There are concerns about whether the safeguarding duties being given to teachers and other professionals to prevent extremism are proportionate – and whether they strike the right balance between valuing freedom of expression and critical thinking with the need to be vigilant if young people are being groomed into violent extremism. Clearly, it is vital to get the guidelines and training right: otherwise those involved may lack the confidence and ability to strike that delicate balance.

I think it will also help public understanding if we are clear that there is a legitimate and important safeguarding role for professionals in protecting young people from violent extremist material, one which is consistent with existing duties such as protection from pornography or sexual exploitation. At the same time we must be equally clear that this requirement is being conducted even-handedly, protecting our youth from grooming extremists on the far right or religious cults, as well as from Islamist extremists.

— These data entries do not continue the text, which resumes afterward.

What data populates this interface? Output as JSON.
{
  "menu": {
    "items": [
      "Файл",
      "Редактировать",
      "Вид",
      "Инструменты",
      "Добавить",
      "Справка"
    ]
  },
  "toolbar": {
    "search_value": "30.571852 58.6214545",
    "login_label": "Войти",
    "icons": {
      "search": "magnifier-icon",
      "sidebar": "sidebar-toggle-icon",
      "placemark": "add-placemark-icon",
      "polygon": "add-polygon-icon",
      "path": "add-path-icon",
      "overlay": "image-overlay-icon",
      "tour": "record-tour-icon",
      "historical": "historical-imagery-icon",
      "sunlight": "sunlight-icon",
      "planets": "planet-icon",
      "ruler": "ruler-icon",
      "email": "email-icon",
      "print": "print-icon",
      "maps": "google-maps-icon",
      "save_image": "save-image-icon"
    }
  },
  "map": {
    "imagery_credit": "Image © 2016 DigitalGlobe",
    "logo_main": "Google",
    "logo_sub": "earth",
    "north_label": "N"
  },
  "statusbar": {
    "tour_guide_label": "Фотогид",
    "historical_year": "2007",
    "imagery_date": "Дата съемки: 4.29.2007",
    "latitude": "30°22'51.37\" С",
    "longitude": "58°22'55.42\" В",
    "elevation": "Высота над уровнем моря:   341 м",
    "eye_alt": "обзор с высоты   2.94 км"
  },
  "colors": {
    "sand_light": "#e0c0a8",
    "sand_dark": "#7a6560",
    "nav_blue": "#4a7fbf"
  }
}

A common future: institutions that serve us all

Thirdly, a shared future should involve public institutions that serve us all. An inclusive and shared society also needs to be one of fair chances and equal opportunities. There have been impressive advances in recent years in closing attainment gaps in education – and that success now needs to translate into closing the gaps in jobs and the economy, reaching to the very top of the sites of economic, media and political power in Britain today.

While fair chances matter across society, a vital role in tackling extremism effectively would come from prioritising progress in the police, in the armed forces and in the intelligence services – so that over this generation they come ever closer to reflecting the British society that they serve today. That is not just a question of legitimacy and opportunity – it would also make them better at playing their role in protecting us all, and in demonstrating that they have built trust and confidence among people from all communities.

Defeating home-grown extremism is a challenge that politics and society must tackle urgently and confidently. But it will only be successful if it is also tackled inclusively and fairly. There is an important job to be done in countering the destructive and divisive narratives put forward by extremists, but on its own a counter-narrative will never be enough.  We also need to offer all people in our society a positive and inclusive vision of a British society that we all want to share, and in which we are all welcome to play a part.